Indexing pandas dataframe with array as iloc input

I have a pandas dataframe(df) which I want to index to only display columns where the total sum within the column is not zero. I am using the .to_numpy().nonzero() method to create a tuple of non-zero indexes. I checked the pandas.DataFrame.iloc documentation and found that only arrays / lists of int are available for indexing, so I change this tuple of non-zero indexes to a list:

import pandas as pd
#...
df = pd.read_table(f)
df_sum = df.sum(axis = 0)
df_no_0_tuple = df_sum.to_numpy().nonzero() #--> prints (array([ 7,  8,  9, 10, 11, 25, 26, 27, 28, 29, 31, 32, 36], dtype=int64),)
print(type(df_no_0_tuple)) #--> prints "<class 'tuple'>"
df_no_0 = list(df_no_0_tuple)
print(type(df_no_0)) #--> prints "<class 'list'>"
print(df_no_0) #--> prints [array([ 7,  8,  9, 10, 11, 25, 26, 27, 28, 29, 31, 32, 36], dtype=int64)]
df_final = df.iloc[:, df_no_0]
print[df_final]

As mentioned in the title: If I use the df_no_0 as iloc input I get the error: "ValueError: Buffer has wrong number of dimensions (expected 1, got 2)" Question here is: Does the df_no_0 list also include the part "dtype=int64" which then causes the dimensions error (expected 1, got 2)? If so, is there a way to remove or not even create the type information when using the list conversion?

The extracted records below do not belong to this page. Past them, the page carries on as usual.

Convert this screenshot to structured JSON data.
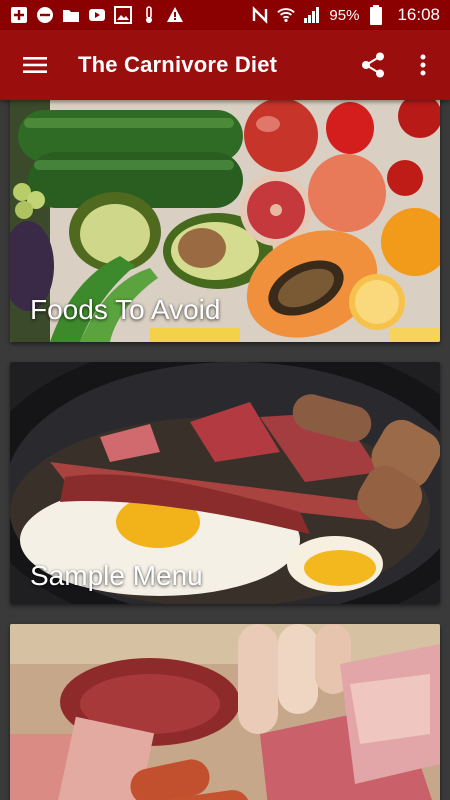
{
  "status_bar": {
    "battery": "95%",
    "time": "16:08",
    "left_icons": [
      "add-box-icon",
      "minus-circle-icon",
      "folder-icon",
      "youtube-icon",
      "image-icon",
      "thermometer-icon",
      "warning-icon"
    ],
    "right_icons": [
      "nfc-icon",
      "wifi-icon",
      "signal-icon",
      "battery-icon"
    ]
  },
  "app_bar": {
    "title": "The Carnivore Diet",
    "menu_icon": "hamburger-menu-icon",
    "share_icon": "share-icon",
    "overflow_icon": "more-vert-icon"
  },
  "cards": [
    {
      "label": "Foods To Avoid"
    },
    {
      "label": "Sample Menu"
    },
    {
      "label": ""
    }
  ],
  "colors": {
    "status_bar": "#8b0000",
    "app_bar": "#9b0e0e",
    "background": "#3a3a3a"
  }
}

If I use the tuple directly from to_numpy().nonzero() I get the error: "pandas.core.indexing.IndexingError: Too many indexers". I think the different error here might be caused because there are now three indexers separated by commata "," within the tuple compared to the list. The question remains for me: How can I index the dataframe correctly using the output of to_numpy().nonzero() or how can I transform that output to be a viable input for the .iloc indexing?

BTW: If I just enter the output of to_numpy().nonzero() in list format manually, the indexing works as expected. This will just be tedious for indexing multiple files without previously knowing their non-zero columns.

Any help is greatly appreciated!

Thank you in advance!

CodePudding user response：

Could something like this work for you?

Example of dataframe where some columns sum up to zero:

df = pd.DataFrame([[1, 3, 0, 2, 0],
                   [3, 4, 0, 4, 0],
                   [5, 1, 0, 3, 0]],
                   columns = ['a', 'b', 'c', 'd', 'e'])

To remove the columns that only add up to zero:

df.loc[:, (df.sum() != 0)]